We should therefore be able to just test that the Class implements that type instead of adding the method isPrimitiveWrapper().
Submitted On 06-JUL-2006
McNepp
>Suggestion:
>There is an implied common base type (Float, Integer, Char, etc all extend/implements 'PrimitiveWrapper').
>We should therefore be able to just test that the Class implements that type instead of adding the method isPrimitiveWrapper().

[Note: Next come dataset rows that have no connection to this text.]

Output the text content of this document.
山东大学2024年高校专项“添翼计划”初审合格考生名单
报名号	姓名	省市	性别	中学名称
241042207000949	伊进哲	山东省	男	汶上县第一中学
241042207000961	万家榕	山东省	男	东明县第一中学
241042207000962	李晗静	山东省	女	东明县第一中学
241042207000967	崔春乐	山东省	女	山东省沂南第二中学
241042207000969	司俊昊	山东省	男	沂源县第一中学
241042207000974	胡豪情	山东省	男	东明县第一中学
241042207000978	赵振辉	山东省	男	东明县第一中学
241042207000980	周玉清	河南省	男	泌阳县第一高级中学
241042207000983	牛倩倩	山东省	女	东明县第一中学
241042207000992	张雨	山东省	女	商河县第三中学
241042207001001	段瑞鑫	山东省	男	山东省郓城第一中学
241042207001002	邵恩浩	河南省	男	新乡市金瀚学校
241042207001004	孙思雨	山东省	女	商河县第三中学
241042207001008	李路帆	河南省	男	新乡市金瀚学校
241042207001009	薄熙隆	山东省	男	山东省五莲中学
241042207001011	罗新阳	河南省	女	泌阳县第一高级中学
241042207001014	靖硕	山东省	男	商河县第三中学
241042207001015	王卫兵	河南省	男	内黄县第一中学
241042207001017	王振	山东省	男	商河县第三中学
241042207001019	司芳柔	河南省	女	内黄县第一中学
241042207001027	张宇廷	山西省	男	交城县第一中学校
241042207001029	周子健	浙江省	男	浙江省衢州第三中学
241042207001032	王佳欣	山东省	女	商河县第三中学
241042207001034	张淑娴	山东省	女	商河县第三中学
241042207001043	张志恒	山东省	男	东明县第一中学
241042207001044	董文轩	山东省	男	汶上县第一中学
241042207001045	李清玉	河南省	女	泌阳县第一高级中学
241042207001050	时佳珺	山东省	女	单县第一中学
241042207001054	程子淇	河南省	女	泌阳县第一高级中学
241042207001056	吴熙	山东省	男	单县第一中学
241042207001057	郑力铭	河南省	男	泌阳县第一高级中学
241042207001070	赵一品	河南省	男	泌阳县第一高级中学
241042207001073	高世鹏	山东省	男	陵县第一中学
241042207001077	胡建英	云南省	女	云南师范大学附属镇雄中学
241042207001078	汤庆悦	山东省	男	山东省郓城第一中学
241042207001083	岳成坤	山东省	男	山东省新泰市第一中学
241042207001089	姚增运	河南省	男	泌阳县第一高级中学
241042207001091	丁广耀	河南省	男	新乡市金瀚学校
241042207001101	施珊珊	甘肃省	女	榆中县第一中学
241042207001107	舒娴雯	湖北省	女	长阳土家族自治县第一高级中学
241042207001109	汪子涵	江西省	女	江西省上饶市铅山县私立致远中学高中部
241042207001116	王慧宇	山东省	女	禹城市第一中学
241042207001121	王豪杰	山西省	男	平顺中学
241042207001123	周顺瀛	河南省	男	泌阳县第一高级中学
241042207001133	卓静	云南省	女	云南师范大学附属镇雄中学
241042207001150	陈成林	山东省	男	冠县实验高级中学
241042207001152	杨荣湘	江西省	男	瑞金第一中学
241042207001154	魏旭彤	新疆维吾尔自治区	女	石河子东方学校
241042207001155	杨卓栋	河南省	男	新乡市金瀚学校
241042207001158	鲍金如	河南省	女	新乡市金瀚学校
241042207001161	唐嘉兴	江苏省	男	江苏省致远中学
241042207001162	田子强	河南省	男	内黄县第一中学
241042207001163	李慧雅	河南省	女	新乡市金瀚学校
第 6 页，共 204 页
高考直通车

All class objects share the same type (java.lang.Class). In order to make your suggestion possible, you'd have to remove [b]final[/b java.lang.Class and change the way the class objects are created and maintained at runtime. It would also affect serialization if there were different Class types.
Submitted On 22-FEB-2007
daniel_l_smith
> All class objects share the same type (java.lang.Class). ...
I took the original suggestion to be adding a PrimitiveWrapper interface that
Byte, Float, Boolean, Void, etc. would implement. Then checking whether a
Class is a wrapper could be done with
PrimitiveWrapper.class.isAssignableFrom(c)
Submitted On 29-NOV-2007
I have encountered the issue too and blogged some observations here:
http://sensualjava.blogspot.com/2007/11/reflection-and-auto-boxing.html
I propose to create a java.lang.reflect.Primitive class with static utility methods that will support widening primitive conversions, boxing and un-boxing as defined in Java Language Specification chapter 5.1.